Pada zaman dahulu, masyarakat rumpun Timor mendirikan bangunan pada tempat yang sulit dijangkau orang dari luar, hal ini bertujuan sebagai perlindungan diri bagi masyarakat Timor dalam mengantisipasi datangnya serangan tanpa diduga dari para musuh. Adapun wilayah yang dipilih yaitu pada daerah tinggi seperti di atas gunung karang yang sekelilingnya memiliki semak berduri atau dinding dari batu. Rumah adat masyarakat Timor ini dirancang menyerupai sarang lebah dan bentuk atap nyaris hingga menyentuh tanah. Di dalam rumah tersebut sebagai tempat untuk ruang makan, ruang tidur, ruang ritual, dan ruang tamu. Terdapat juga dapur dan tempat penyimpanan hasil panen. Tak hanya itu, rumah juga menjadi papan dalam melakukan upacara agama yang murni sesuai dengan ikatan klan/marga mereka.[4]

Rumah adat

Rumah adat masyarakat rumpun Timor memiliki desain yang berbeda-beda di setiap sukunya. Namun, bentuk atap seperti sarang lebah dengan atap yang hampir menyentuh dengan tanah merupakan hal yang lumrah ditemui oleh rumah adat di Pulau Timor. Rumah adat tersebut umumnya ditinggali oleh satu keluarga. Rumah adat tersebut juga memiliki nama dan sebutan yang berbeda di setiap sukunya, oleh suku Atoni rumah adatnya disebut Ume Le'u dan oleh suku Tetun disebut sebagai Uma atau Uma Tetun.[6]

Tarian adat

Tarian adat masyarakat Timor memiliki keanekaragaman, hal ini dikarenakan beragamnya kebudayaan pada setiap suku di wilayah tersebut.[4]

Kain tenun

 
Seorang wanita penenun dari Timor, 1930–1936.

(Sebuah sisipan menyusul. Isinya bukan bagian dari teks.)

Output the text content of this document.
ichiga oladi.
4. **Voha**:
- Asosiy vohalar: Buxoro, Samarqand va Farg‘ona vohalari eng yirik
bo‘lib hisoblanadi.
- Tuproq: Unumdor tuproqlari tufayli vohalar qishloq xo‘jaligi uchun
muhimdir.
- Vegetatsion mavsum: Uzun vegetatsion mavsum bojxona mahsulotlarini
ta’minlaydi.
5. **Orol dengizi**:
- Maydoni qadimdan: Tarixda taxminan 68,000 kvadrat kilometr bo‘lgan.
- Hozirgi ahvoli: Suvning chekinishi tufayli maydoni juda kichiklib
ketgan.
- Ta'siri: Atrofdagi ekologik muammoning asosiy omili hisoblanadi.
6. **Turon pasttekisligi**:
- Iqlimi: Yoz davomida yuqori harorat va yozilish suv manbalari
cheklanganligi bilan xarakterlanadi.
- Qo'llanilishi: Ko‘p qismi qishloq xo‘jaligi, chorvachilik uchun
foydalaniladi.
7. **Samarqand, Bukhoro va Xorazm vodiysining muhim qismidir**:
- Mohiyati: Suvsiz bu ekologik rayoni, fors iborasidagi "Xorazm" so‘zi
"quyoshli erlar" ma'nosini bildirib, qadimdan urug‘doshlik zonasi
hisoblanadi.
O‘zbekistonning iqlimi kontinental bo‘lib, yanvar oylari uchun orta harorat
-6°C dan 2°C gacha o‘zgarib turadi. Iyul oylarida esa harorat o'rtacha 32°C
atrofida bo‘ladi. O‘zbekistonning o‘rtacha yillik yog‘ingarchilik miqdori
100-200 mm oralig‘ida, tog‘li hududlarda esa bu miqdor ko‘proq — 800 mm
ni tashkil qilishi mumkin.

Masyarakat Timor juga dikenal dengan kerajinan kain tenun yang pembuatannya telah berlangsung berabad-abad yang lalu dengan memanfaatkan bahan alam sebagai pewarnanya.[4] Pada zaman dahulu, kain tenun digunakan sebagai maskawin oleh masyarakat Timor. Saat ini, kain tenun kemudian juga dikembangkan menjadi pakaian biasa yang bisa dipakai oleh siapa saja, juga dikembangkan sebagai pajangan atau hiasan rumah.[7]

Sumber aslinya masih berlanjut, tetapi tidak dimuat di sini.